It’s time for the world to reform capitalism from within

Livemint, January 17, 2022

By Pradeep S. Mehta,

The system could be made to work for everyone in society without compromising its benefits

We witnessed capitalism in all its colours during the pandemic. It was able to incentivize science to develop and produce vaccines for the entire world in record time. The same capitalism has disincentivized appropriate allocation and availability of vaccines to the world’s poorest and most vulnerable. This has led to both hope and despair. Market-based economies clearly have a lot of shortcomings, but we must not overlook their benefits. It’s time to reform capitalism from within.

Jerry Z. Muller, in The Tyranny of Metrics, highlights how the seemingly-irresistible obsession to quantify and accordingly incentivize human performance is the bane of capitalism. Despite being beneficial, this often results in the measurement of things which are not always relevant and ignoring unmeasurable issues that matter. Consequently, we find ourselves in situations like our climate crisis, wherein, despite wide recognition of the problem, without appropriate metrics and incentives, capitalism can decelerate the world’s fight against it. Similar is the case with issues like inequitable distribution of wealth that have long been considered the mere side effects of capitalism. The World Inequality Report of 2022 highlights this.

The first step to reform capitalism from within would be to acknowledge a problem. In their book, Six Faces of Globalization: Who Wins, Who Loses, and Why It Matters, Anthea Roberts and Nicolas Lamp discuss six competing narratives. They show that in between the ‘everybody loses’ and ‘nobody loses’ narratives of capitalism- induced globalization, there are narratives of select stakeholder groups who claim to have lost out in different ways. These include citizens, workers, enterprises and nations. Acknowledging and listening to these narratives is a necessary (but not sufficient) condition for reform. We have disregarded naysayers for too long. The benefits of capitalism need to be democratized.

The second step to reform capitalism from within would be to undertake a genuinely unbiased assessment of what has not worked and what has. For years, frameworks such as capitalism with safety nets, comprising measures like trade-adjusted programmes, special and differential treatment, among others, have been experimented with. Unfortunately, these measures haven’t realized their potential. While it’s tempting to pin the blame on inefficient execution, insincere design, poor prioritization and a weak focus on enabling conditions must share responsibility.
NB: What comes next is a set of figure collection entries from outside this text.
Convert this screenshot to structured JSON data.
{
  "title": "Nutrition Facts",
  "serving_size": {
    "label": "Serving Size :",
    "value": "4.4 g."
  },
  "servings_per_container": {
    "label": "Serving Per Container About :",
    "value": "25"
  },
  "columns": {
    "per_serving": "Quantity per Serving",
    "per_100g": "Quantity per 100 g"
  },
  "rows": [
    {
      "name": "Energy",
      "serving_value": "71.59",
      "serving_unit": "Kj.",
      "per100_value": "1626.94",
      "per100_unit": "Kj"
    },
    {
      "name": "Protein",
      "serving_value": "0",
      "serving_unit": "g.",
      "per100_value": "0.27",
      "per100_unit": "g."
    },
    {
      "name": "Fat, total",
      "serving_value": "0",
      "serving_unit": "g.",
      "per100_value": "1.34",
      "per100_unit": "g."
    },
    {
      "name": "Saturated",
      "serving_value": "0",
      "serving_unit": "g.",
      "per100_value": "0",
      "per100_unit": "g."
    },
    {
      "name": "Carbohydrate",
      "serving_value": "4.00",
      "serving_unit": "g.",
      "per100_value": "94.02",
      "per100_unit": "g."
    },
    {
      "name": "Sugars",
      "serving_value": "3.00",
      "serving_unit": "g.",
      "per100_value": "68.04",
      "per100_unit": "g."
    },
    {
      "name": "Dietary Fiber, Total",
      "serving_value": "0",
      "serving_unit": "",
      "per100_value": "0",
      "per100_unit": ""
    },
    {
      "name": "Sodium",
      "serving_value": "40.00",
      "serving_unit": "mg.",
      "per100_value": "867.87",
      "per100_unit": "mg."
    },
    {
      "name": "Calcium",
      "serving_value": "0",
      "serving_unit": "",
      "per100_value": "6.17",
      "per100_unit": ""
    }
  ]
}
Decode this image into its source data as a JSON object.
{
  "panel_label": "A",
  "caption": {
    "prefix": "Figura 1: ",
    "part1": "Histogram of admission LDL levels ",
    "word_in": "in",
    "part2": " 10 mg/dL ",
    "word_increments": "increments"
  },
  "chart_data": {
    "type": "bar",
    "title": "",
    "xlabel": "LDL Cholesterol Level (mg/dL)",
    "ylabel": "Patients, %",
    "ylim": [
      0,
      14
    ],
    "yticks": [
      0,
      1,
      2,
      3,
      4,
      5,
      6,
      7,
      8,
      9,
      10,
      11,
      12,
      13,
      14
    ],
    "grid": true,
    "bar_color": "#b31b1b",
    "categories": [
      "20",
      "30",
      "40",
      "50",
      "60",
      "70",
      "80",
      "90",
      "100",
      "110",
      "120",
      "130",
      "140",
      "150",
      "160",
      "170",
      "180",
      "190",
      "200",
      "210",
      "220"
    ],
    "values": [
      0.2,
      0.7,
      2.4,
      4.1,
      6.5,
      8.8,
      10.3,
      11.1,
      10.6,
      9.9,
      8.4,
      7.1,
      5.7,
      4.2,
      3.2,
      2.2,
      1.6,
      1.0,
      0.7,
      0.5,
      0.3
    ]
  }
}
Too much focus on capitalism and too little on safety nets has resulted in a failure to clearly articulate what these nets mean, how people can benefit from them, and what mechanisms can ensure their efficient and inclusive application. To do this, systems thinking can come to the rescue. Inter-linkages between different components of a society will need to be sufficiently understood. We must recognize that distribution of the economic pie is as important as increasing its size. We can begin by setting objectives of inclusion, sustainability and resilience as central to capitalism and not as goals to eventually be achieved someday.

Learning from local success stories will be also important. For instance, the concept of managed competition, coined by economist Alain C. Enthoven, aims at maximizing value for consumers as well as employers, using rules for competition derived from microeconomic principles and leveraging the potential of cooperatives and collectives. It aims to give power back to people, communities (and their representatives), through clearly-defined principles and the prioritization of equity over classical efficiency arguments.

Variants of managed competition can be found in different countries and in diverse shapes and sizes, such as India’s community owned-and-managed enterprise models. These consider productivity and worker welfare as equally important objectives that can co-exist. These need to be studied in detail to identify scale-up opportunities, while acknowledging that one size does not fits all and differences need to be managed. Similarly, people-first public-private partnerships aim to prioritize the interests of people (such as those who may be adversely impacted by projects) while considering the long-term gains of infrastructure investment for the economy and society.

The third step to reform capitalism from within would be to stay ever-ready to re-evaluate and improve. Some models could be susceptible to capture by particular interest groups, and so we run the risk of facing the same challenges that we set out to resolve. For long, we have let elites make decisions for the world. Many decisions take place behind closed doors and aim to retain power within the same group. Without democratizing these decision-making processes and making them transparent, it will be difficult to move away from adventure capitalism and make it work for all. After all, it is political democracy that can lead to economic democracy. The coveted group of intermediaries entrusted with the task of making decisions needs to be busted to reform capitalism from within.

Innovations in the realm of technology such as blockchain could help us turn such intermediaries irrelevant, transfer decision- making and monitoring powers back to our people and communities, reclaim trust, and ensure better accountability. There is a need to foster innovations that can enable society, markets and governments to work together, and help make capitalism work for everyone. At the end, markets are still our best bet to make the world a better place to live in.

Amol Kulkarni, director of research at CUTS, contributed to this article.

Pradeep S. Mehta is secretary general of CUTS International.